In one locality, a short time ago, there were four or five farmers who were shipping a quality of milk that was far below what it should be. The neighbors of these farmers were trying to improve the quality and had succeeded in improving it. We showed the first group of farmers just what had happened and urged them to improve the quality to conform to the neighbors' milk. The neighbors took it up and said to these men: "If you ship your milk with ours you must come up to our standard." Thus we secured the cooperation of the producers themselves in helping us to improve, all along the line, the quality of the product they are putting on the market. I think that is invaluable work.

We still find another thing which is necessary. In some localities where we have been asked to come in to carry on education work the condition of the supply of milk did not justify educational work. We will not, as an educational organization, attempt to put on a campaign to educate people to consume more milk unless there is a supply of milk adequate in quality available in that communtiy. As a result we find it necessary to go in and help a local community to clean up those conditions and secure, if necessary, municipal or other measures requiring improved quality, such as Pasteurization

or the inspection of the dairies and a standardization that brings into that local community the kind of milk that should be distributed under our education. That work is growing rapidly, in our organization.

I refer to these things to show in a general way what we are doing and how we are doing it.

Doubtless many of you are asking yourselves: "What are the results obtained? Is the council accomplishing the things that it has aimed to accomplish?"

In answer to this question I am glad to say that the results are far beyond what we had expected in the first instance. You must bear in mind that the educational work of the council covers but a comparatively short period of time. It is only within the past few years that the vital food value of milk and dairy products has become known. The field of science through research work has demonstrated during the past five years that this product of the dairy cow is vital to human welfare. Our work has necessarily followed, rather than preceded, these scientific research conclusions.

In the begining of our work we were in doubt as to the best methods. It required a great deal of experimentation and, necessarily, some failures resulted before we could finally determine the most effective methods of carrying on the work.

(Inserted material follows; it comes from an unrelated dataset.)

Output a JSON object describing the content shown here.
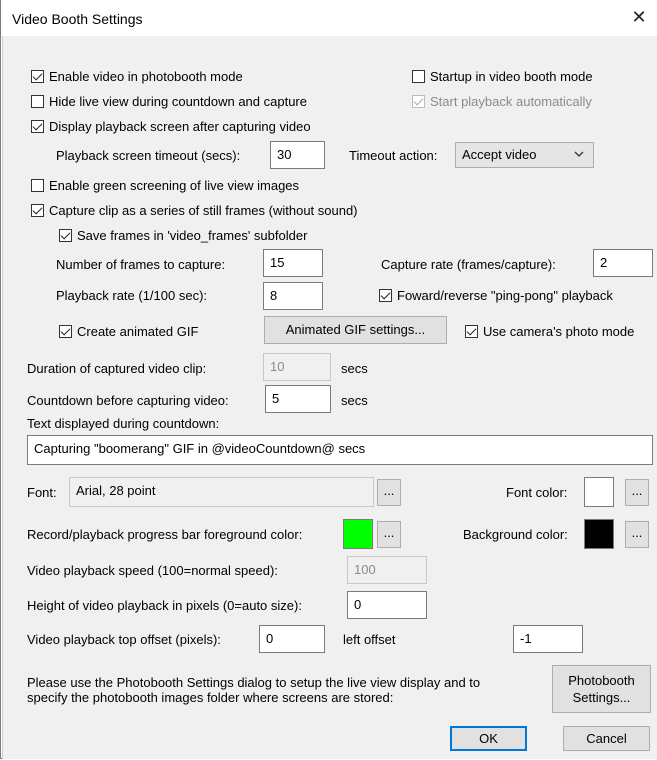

We are now working along well-organized and established lines of procedure, and the results which follow even amaze these engaged in the work.

In Philadelphia you saw a display in one of the large schools in that city. In the beginning we had to solicit the opportunity of going into a school or any educational institution in order to make our display and to help the teachers teach the children how to be healthy. Our work has progressed so rapidly that now, instead of soliciting the opportunity, we have difficulty in meeting the demands made upon us by the schools of the country.

What a great and inspiring thing it is to be invited over the threshold of the schoolroom to help those engaged in teaching the children, and to be able to show that by using more of the products of the dairy cow in connection with the observance of health rules the children would be far more healthy. What an obligation this places upon the dairy industry. How important it is that we should have ideals that we live up to in helping to teach and train these children who are soon to become the men and women upon whom the hopes and successes of the Nation depend.

We always have and always shall strive to reach and maintain those ideals; and I say, without fear for the future, that all those engaged in this great and vital industry, whether in production, manufacturing, or marketing, are rapidly coming to see that this great ideal must be kept ahead of the industry, rather than that the industry should be essentially commercial, with the ideal trying to follow on behind.

Ladies and gentlemen, there never was presented to men and women engaged in any industry or occupation such an opportunity as is presented to this industry and to those engaged in this educational work as well as to those engaged in the industry itself.